Antibiotic resistance in hospitals
In the first half of 2013, the UK's Chief Medical Officer, Dame Sally Davies described antibiotic resistant bacteria as a "ticking time bomb" which could make routine operations deadly in just 20 years. Kat Arney spoke with Dr Nick Brown, consultant medical microbiologist and lead infection control doctor at Addenbrooke's Hospital in Cambridge...
Nick - Well of course, antibiotic resistance is an entirely natural phenomenon and something that we could consider to be entirely predictable because bacteria had been around for tens of thousands of years. Most of the antibiotics that we have today are products that were developed from naturally occurring substances in the environment. So, bacteria have developed ways of overcoming their activity. But if an organism is able to become resistant to an antibiotic then it won't respond to treatment with that agent. Therefore, the outcome from infections is more severe. People might not be able to go home from hospital for example. They might stay in the hospital longer. The results of the treatment might not be as effective and some things that we might consider to be common as part of everyday modern healthcare, for example, total hip replacement or cancer treatments might become impossible if we have no antibiotics to treat the infections that might complicate them.
Kat - Now is this a particularly recent problem or has it been going on for some time?
Nick - Antibiotic resistance was described very, very soon after the first antibiotics were developed. But in fact, bacteria have had the ability to become resistant for far longer than that. So, there have been studies in Canada on permafrost for example and studies on soil that was taken from around the roots of plants that were harvested in the 17th century that showed that the bacteria in these samples had genes that had a potential to confer resistance to antibiotics that are used today. So certainly, the organisms have the ability to develop resistance very quickly.
Kat - Can you paint me a bit of a picture of the actual scale of the problem?
Nick - Well, it's very difficult to give just a single absolute number of course because the problem varies from organism to another and from one place to another, not only in the community and in the hospital, but also, from one country to another. But if we take some specific examples for common infections that cause for example, cystitis or urinary tract infection, now, there are organisms that are resistant to all of the usual oral antibiotics that GPs in this country have available to them. People are having to be admitted to hospital to have intravenous treatment. In other parts of the world, common infections such as pneumonia or other chest infections can't be treated with the penicillin group of antibiotics because the most common organism that causes this infection, Streptococcus pneumoniae is becoming resistant. So, it varies from one place to another, one organism to another. But what is common I think across the whole patch is that resistance is becoming more common. Not only that, of course, the other big issue is that we don't have any new antibiotics that are coming along to take the place of the ones that are becoming less effective.
Kat - We'll be covering later on in the show about some of the new approaches that people are taking, but I just wanted to explore maybe why we're seeing such a problem now. Because you hear in the papers that it's because doctors have been giving out antibiotics like sweeties, how much has overuse of antibiotics led to this resistance challenge that we have now?
Nick - I think that it is certainly an issue. If we think of the main strategies that we have for controlling resistance then clearly, making the use of antibiotics more appropriate is one key area to - if you like, protect what we've got. But overuse of antibiotics is something that occurs very widely and perhaps also, in some respects, more important is the variation in antibiotic use, for example between one GP and another and between one country and another, and that's not easily explainable.
Kat - So, is this the kind of approach that we need to take across borders?
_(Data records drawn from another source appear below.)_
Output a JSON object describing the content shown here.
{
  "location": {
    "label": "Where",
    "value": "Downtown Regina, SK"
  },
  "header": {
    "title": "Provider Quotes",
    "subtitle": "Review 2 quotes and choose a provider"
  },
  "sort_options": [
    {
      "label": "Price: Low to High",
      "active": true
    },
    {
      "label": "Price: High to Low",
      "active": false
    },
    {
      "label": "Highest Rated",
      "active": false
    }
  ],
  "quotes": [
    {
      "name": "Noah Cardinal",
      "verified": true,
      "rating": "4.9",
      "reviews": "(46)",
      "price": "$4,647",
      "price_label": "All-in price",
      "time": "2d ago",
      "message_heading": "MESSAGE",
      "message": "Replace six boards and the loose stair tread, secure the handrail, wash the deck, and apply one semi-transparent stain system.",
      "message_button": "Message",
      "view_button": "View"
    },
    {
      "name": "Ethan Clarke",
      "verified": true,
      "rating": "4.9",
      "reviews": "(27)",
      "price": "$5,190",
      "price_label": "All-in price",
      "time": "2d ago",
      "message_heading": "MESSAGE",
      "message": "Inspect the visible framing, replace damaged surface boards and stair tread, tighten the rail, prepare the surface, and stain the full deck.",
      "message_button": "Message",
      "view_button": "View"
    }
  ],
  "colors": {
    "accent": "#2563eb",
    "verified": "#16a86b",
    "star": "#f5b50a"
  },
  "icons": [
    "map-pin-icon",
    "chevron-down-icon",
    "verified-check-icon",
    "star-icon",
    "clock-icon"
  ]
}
Because I guess people travel so much, that we're just spreading infections all around the world?
Nick - Absolutely, this is key. In some areas of the world, the problem is being taken much more seriously than in others. That is one of the key issues that organisations such as WHO are taking very seriously at the moment.
Kat - If we don't take it seriously, if we don't properly get a lid on bacterial resistance, what are some of the costs that we could face? You talked about making surgery very difficult, but in terms of the financial costs and human costs.
Nick - Absolutely in both and we forget, I think how much we've become to rely on antibiotics in all aspects of healthcare. So, not only the traditional infections if you like - the chest infections, the skin infections, urine infections, but the treatment of cancers where survival has improved dramatically. But the aggressive chemotherapy we now give people make them much more vulnerable to infection. Bone marrow transplantation, organ transplantation, liver, kidney, heart, lung transplants for example would not be possible if you didn't have any antibiotics to treat the infections that occur after them.
Kat - And we're going to talk more about designing specific strategies, but broadly, what would you like to see happen very, very quickly to help get on top of this problem?
Nick - Well, in the introduction, we've already discussed the Chief Medical Officer's Annual Report and in that, to summarise, the two key areas of activity really, the first - to protect what we've got, to make better use of antibiotics to prevent the emergence of new resistance, and to prevent the resistance that is already occurring spreading more widely. And then the second area is to try and regenerate the pipeline for drug discovery of new antibiotics because although there was a golden era of antibiotic development until about 1968 when 15 classes of antibiotic were discovered and developed. Since then there have only been 5 classes of antibiotic discovered and in fact, you could argue that some of those were actually just modifications of ones that had been there before.